Welcome, humans.
LinkedIn user Cameron Mattis pulled off what might be the most delicious cyberattack ever.

He embedded hidden instructions in his profile that tricked an AI recruiting agent into abandoning its job duties and sending him a detailed flan recipe instead of a pitch about career opportunities. Now, he knows exactly when the recruiter is actually just AI.
The hack worked through “indirect prompt injection,” where sneaky instructions hidden in resumes or profiles can completely override an AI agent's programming. Other LinkedIn users caught wind and started requesting songs and poems (and got them).
Keep in mind: if a simple resume can hijack an AI recruiter, imagine the implications for AI agents handling sensitive business data, customer service, or financial transactions.

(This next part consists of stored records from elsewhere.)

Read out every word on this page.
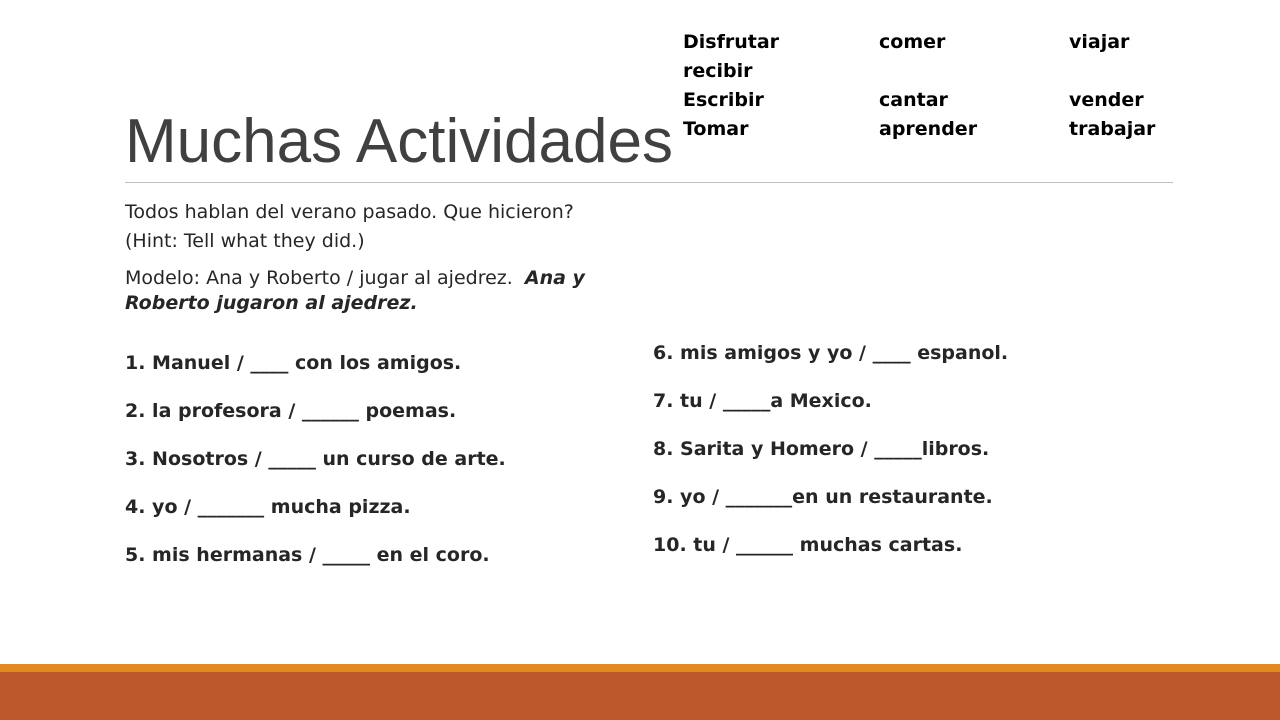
Disfrutar	comer	viajar
recibir
Escribir	cantar	vender
Tomar	aprender	trabajar
Muchas Actividades

Todos hablan del verano pasado. Que hicieron?
(Hint: Tell what they did.)

Modelo: Ana y Roberto / jugar al ajedrez.  Ana y Roberto jugaron al ajedrez.

1. Manuel / ____ con los amigos.

2. la profesora / ______ poemas.

3. Nosotros / _____ un curso de arte.

4. yo / _______ mucha pizza.

5. mis hermanas / _____ en el coro.

6. mis amigos y yo / ____ espanol.

7. tu / _____a Mexico.

8. Sarita y Homero / _____libros.

9. yo / _______en un restaurante.

10. tu / ______ muchas cartas.
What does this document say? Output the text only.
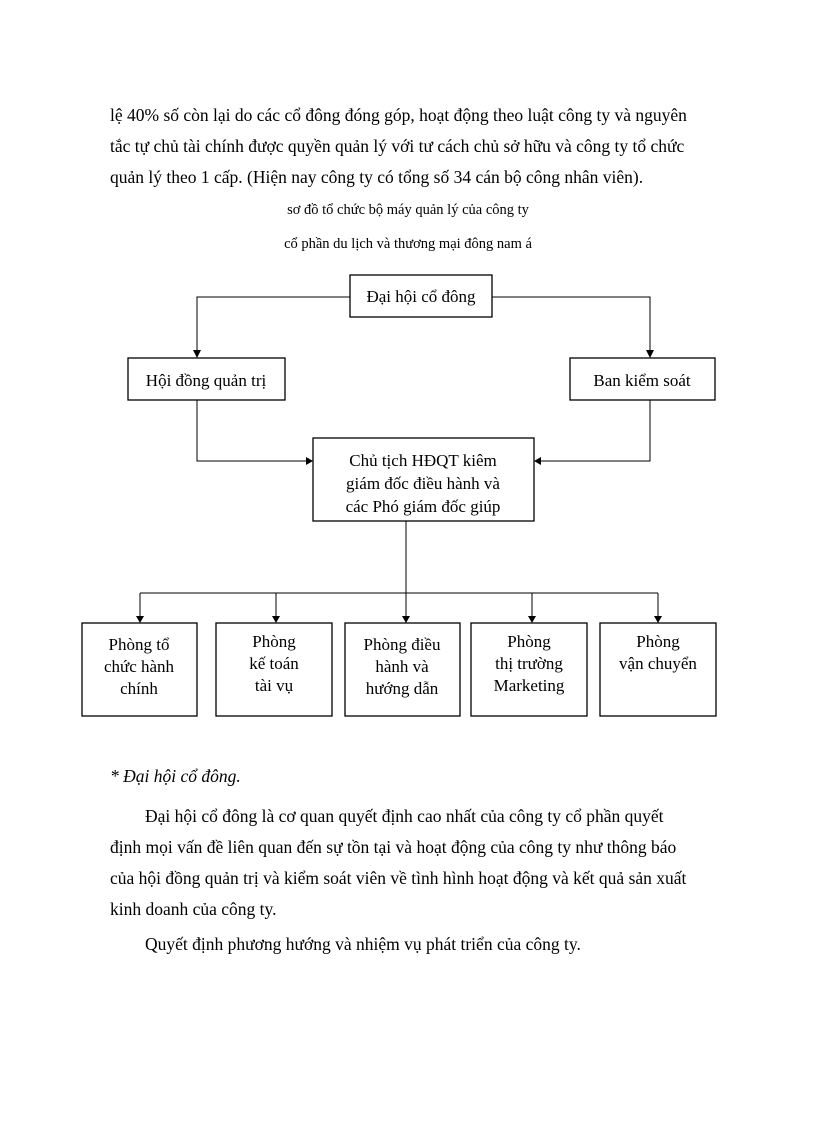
lệ 40% số còn lại do các cổ đông đóng góp, hoạt động theo luật công ty và nguyên
tắc tự chủ tài chính được quyền quản lý với tư cách chủ sở hữu và công ty tổ chức
quản lý theo 1 cấp. (Hiện nay công ty có tổng số 34 cán bộ công nhân viên).
sơ đồ tổ chức bộ máy quản lý của công ty
cổ phần du lịch và thương mại đông nam á
Đại hội cổ đông
Hội đồng quản trị	Ban kiểm soát
Chủ tịch HĐQT kiêm
giám đốc điều hành và
các Phó giám đốc giúp
Phòng tổ
chức hành
chính
Phòng
kế toán
tài vụ
Phòng điều
hành và
hướng dẫn
Phòng
thị trường
Marketing
Phòng
vận chuyển
* Đại hội cổ đông.
Đại hội cổ đông là cơ quan quyết định cao nhất của công ty cổ phần quyết
định mọi vấn đề liên quan đến sự tồn tại và hoạt động của công ty như thông báo
của hội đồng quản trị và kiểm soát viên về tình hình hoạt động và kết quả sản xuất
kinh doanh của công ty.
Quyết định phương hướng và nhiệm vụ phát triển của công ty.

Every AI tool that processes external content could be vulnerable.
The silver lining? The flan recipe was apparently pretty good.
Here’s what happened in AI today:
- OpenAI study showed AI matches human experts on 40% of work tasks.
- xAI sued OpenAI for trade secret theft through employee poaching.
- Meta poached OpenAI executive Yang Song for SuperIntelligence Labs.
- Google released Gemini Robotics-ER 1.5 for robot reasoning.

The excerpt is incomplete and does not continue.